Dari sisi pendidikan lulusan SMK masih paling rentan (TPT 8 persen), disusul SMA 6,35 persen, SMP 4,35 persen, dan SD 2,32 persen. Ijazah tinggi pun bukan jaminan: TPT diploma mencapai 4,84 persen, sementara sarjana dan pascasarjana 6,23 persen. Data ini mengonfirmasi temuan BPS bahwa pendidikan menengah–kejuruan menyumbang porsi terbesar pengangguran nasional, menandakan mismatch keterampilan teknis dengan spesifikasi pabrik maupun startup digital.
Tekanan pasar kerja kian diperparah gelombang PHK sejak awal 2025. Data Bisnis.com mencatat 38 pabrik di sektor tekstil, keramik, dan kemasan sudah menutup operasi hanya dalam tiga bulan pertama tahun ini, merumahkan ribuan buruh padat karya. Di ranah teknologi, laporan TechCrunch menyebut lebih dari 22 ribu pekerja global dan domestik terdampak efisiensi di 72 perusahaan rintisan, termasuk pemangkas karyawan di Bukalapak, Intel, dan Meta.
Kamar Dagang dan Industri (Kadin) Indonesia menilai persoalan upskilling harus dipercepat. Wakil Ketua Umum Kadin Shinta Widjaja menegaskan, “Korporasi butuh insentif fiskal untuk magang terstruktur, tanpa skema itu, keengganan merekrut fresh graduate tetap tinggi.” Ia menyoroti pentingnya tax allowance bagi perusahaan yang menampung peserta magang bersertifikat. Sementara itu Kementerian Ketenagakerjaan mengklaim program Kartu Prakerja telah menjangkau 17 juta peserta sejak 2020, dengan fokus terkini pada cloud computing, manufaktur berbasis Internet of Things, serta keterampilan ramah energi terbarukan.

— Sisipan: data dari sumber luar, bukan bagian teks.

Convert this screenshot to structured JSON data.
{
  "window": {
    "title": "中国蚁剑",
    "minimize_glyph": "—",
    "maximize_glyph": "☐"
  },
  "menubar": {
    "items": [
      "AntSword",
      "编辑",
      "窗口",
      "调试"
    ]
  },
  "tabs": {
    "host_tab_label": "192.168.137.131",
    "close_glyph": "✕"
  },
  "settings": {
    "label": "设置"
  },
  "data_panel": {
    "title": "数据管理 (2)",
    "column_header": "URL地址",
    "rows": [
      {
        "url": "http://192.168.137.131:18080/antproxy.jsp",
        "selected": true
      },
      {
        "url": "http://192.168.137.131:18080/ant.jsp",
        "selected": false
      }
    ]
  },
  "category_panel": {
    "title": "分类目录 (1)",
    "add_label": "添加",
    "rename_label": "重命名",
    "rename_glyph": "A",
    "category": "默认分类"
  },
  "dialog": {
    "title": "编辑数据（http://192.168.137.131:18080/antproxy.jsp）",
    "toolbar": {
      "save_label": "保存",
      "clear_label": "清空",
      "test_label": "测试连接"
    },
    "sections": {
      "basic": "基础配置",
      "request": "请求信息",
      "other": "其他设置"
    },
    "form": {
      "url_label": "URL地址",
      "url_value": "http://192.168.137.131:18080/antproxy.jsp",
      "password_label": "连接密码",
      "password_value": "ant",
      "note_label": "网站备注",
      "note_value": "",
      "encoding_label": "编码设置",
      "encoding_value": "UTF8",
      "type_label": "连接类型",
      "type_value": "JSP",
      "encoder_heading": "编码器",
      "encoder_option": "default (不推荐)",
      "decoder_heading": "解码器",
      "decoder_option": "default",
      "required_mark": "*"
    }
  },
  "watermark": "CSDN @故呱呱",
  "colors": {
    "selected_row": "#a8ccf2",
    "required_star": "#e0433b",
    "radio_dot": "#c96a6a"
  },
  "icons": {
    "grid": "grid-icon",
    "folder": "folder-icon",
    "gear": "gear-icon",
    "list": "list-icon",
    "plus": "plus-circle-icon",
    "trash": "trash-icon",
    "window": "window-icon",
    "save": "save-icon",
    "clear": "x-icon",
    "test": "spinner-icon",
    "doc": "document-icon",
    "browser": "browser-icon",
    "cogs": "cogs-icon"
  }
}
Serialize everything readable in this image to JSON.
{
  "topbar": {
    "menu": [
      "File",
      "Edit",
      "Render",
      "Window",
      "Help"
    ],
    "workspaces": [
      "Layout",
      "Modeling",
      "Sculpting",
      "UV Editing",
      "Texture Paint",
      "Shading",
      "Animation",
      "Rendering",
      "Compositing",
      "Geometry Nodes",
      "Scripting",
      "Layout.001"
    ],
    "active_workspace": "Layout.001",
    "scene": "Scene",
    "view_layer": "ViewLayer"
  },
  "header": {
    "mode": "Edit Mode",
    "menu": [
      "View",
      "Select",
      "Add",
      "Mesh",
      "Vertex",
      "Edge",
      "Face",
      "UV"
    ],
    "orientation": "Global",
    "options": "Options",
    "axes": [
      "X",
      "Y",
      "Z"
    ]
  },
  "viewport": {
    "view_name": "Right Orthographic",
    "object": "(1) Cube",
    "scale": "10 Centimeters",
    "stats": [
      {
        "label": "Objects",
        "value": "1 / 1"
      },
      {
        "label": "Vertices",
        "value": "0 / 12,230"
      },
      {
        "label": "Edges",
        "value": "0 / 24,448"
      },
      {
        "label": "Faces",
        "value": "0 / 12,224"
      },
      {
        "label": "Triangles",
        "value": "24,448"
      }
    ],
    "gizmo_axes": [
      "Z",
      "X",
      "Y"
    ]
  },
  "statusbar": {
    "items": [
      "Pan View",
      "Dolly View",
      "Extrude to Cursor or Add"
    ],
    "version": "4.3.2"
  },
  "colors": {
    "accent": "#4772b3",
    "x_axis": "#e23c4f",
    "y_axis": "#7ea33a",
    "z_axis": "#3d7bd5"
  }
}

Meski beragam program pelatihan dan insentif telah diluncurkan, tantangan di dunia kerja tampaknya belum benar-benar terselesaikan. Banyak kebijakan masih berjalan sendiri-sendiri, sementara kebutuhan di lapangan terus berkembang cepat. Jika tidak ada penyelarasan yang lebih serius antara pendidikan, pelatihan, dan kebutuhan industri, kekhawatiran soal pengangguran muda bisa terus berlanjut.
Pengamat ketenagakerjaan dari CORE Indonesia Mohammad Faisal, mencatat bahwa turunnya TPT tidak serta-merta memotong angka kemiskinan jika kualitas pekerjaan masih rendah. “Upah riil buruh memang naik tipis menjadi Rp3,09 juta per bulan, namun inflasi pangan dan perumahan menggerus daya beli,” ujarnya. Ia merekomendasikan harmonisasi antara kebijakan upah minimum, perluasan jaminan sosial pekerja informal, dan pengetatan impor barang konsumsi yang melemahkan industri padat karya domestik.